Why going back to basics is the best way to improve resource management
Resource management is a really hot topic in PPM currently and it isn’t surprising. There are lots of reasons why. Research suggests many project and portfolio managers are using the wrong tools to manage scarce organisational assets. They are trying to understand the interplays involved in competing projects and a complex range of inter-dependencies with spreadsheets. Added to this, they are taking on too many concurrent commitments. When resources are overstretched and over committed, excessive amounts of time will be utilised switching between projects, which further lengthens project time-lines. Often the information that is available isn’t up to date, because when using spreadsheets, it’s impossible to capture all the changes frequently enough.
PMOs need the ability to carefully balance available project resources with demand for those resources. They need to prioritise where resources are allocated to focus firstly on the most strategically important initiatives and then introduce flexibility into their project resource management, to match the availability of those resources. Being able to work in this way is essential for the PMO to be able to really add value to their organisations.
According to Gartner, there are some common resource management mistakes being made within organisations and they occur regardless of whether the organisation is using agile, waterfall or a hybrid, ‘wagile’ approach. We see them too, when helping our customers to refine their processes.
PMOs tend to underestimate how much resource capacity is available and then, lulled into a false sense of resourcing security, they find they don’t have enough resources available for the number of projects on the horizon. Constantly switching between projects is tiring and counter-productive. By expecting resources to switch between unrelated projects, the strain this imposes on already over-extended resources is further exacerbated.
Gartner estimates that overcommitting on resource availability can reduce the time efficiency of an individual resource (a person working in man hours) by anything from 20 to 120 minutes. Multiply that up to reflect the machinations of a busy programme office and that’s a lot of wasted hours. It is far better to focus on fewer projects at a time and complete them before starting the next one, rather than having a whole range of initiatives chugging away for an extended time period.
Practical tips: How can companies get better at resource management?
It sounds straightforward theoretically, but what does effective resource management actually look like? Here are 5 golden rules.
- Firstly, understand the difference between strategic and tactical resources and strategic and tactical projects. Allocate resources and priorities accordingly.
- Start with resourcing high priority projects and work downwards. There will be certain projects that are strategically important. Resource these first and then look at what else your remaining resources can be assigned to, without upsetting the balance.
- Bear in mind that switching projects is tiring and time wasting, so allow resources to specialise and focus on fewer assignments. Create a smaller team to focus exclusively on smaller work units. These are the resources that can be allowed to switch, with extra time built in to absorb any inefficiencies as a result of the constant changing.
- Only timetable the start of a project if you have the resources available to see it through to conclusion successfully.
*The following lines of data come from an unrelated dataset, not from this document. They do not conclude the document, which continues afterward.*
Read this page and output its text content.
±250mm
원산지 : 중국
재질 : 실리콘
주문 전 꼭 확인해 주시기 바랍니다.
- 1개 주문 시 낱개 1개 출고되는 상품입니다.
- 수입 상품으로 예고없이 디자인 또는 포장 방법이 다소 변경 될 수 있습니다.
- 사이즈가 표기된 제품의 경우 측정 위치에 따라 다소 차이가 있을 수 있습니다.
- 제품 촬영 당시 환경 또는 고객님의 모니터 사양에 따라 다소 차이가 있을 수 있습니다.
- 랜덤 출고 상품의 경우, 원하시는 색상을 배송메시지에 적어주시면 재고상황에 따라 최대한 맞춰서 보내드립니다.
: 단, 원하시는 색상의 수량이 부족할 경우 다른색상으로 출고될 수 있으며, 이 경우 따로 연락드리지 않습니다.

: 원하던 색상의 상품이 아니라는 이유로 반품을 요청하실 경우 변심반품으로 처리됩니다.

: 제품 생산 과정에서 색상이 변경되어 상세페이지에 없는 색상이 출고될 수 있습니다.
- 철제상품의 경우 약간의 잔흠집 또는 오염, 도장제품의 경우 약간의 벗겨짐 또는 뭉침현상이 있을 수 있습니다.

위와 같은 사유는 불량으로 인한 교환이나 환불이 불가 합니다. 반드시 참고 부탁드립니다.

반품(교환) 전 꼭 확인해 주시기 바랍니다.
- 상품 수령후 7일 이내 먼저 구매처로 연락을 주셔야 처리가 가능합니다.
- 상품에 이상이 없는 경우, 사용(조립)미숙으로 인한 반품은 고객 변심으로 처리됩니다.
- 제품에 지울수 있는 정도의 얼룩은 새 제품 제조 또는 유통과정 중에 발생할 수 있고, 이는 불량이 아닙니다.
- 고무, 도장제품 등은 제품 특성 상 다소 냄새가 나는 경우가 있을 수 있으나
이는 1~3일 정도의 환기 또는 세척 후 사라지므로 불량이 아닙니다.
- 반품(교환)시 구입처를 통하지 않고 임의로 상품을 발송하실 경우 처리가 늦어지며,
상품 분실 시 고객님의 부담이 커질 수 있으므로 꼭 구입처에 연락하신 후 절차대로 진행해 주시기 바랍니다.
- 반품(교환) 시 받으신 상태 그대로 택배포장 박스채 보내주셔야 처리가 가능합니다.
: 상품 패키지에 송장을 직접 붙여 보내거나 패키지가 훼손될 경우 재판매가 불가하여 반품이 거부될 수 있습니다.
- Accept that spreadsheets are not ‘real-time’ enough for accurate resource planning, because it is too difficult to expect them to be accurate enough.
Maslow in the PMO
These are the foundation requirements but the exact approach to take when managing resources will depend on the level of project maturity within your own organisation. Gartner1 classifies this as ‘crawl’, ‘walk’ or ‘run’. Rather like the PMO’s equivalent of Maslow’s hierarchy of needs, ‘crawlers’ will need to focus on getting the basics right, such as prioritising key projects and ensuring those are fully resourced first, whereas ‘runners’ can jump ahead and target more intangible issues, such as ensuring the team dynamics between resources is appropriate.
Using PPM software certainly helps and will enable an organisation to accelerate their levels of maturity. PPM software makes it easier to monitor resource availability and better manage the allocation of resources by offering improved visibility to optimise your resources. It becomes possible to immediately capture when project variables change and explore the ramifications, creating real-time ‘what if’ scenarios, to investigate the impacts of changes. Adding further subtlety to resource management, integration between PPM software and other systems will ensure that cultural factors can potentially also be taken into consideration.
Contractors are an ideal example of a resource that needs very careful management, especially in the oil and gas industry. For starters, they have an expensive day rate to reflect their specialist skills. They need to be allocated to specific projects as efficiently as possible and if there are any delays and they end up not being utilised, they should be deployed elsewhere as quickly as possible. Doing this means having immediate visibility of 4 things - the exact work required, any interdependencies or risks to be taken into consideration, the precise skillsets of each resource and lastly, potential alternative assignments. This is relatively straightforward to achieve when using PPM software, but it is less viable with spreadsheets.
Resource management reality check
Based on our experience of working with large, multinational organisations who have a multi-billion dollar project portfolio, many are at the ‘crawl stage’. They tend to have too many projects on the go and too few resources to complete them. Along with investing in the right tools, our advice to organisations in this position is to take time out to think about resource management more strategically. Be honest about what the really key priority projects to undertake are and acknowledge that there are only so many workable hours available in a day for even the most dedicated of resources.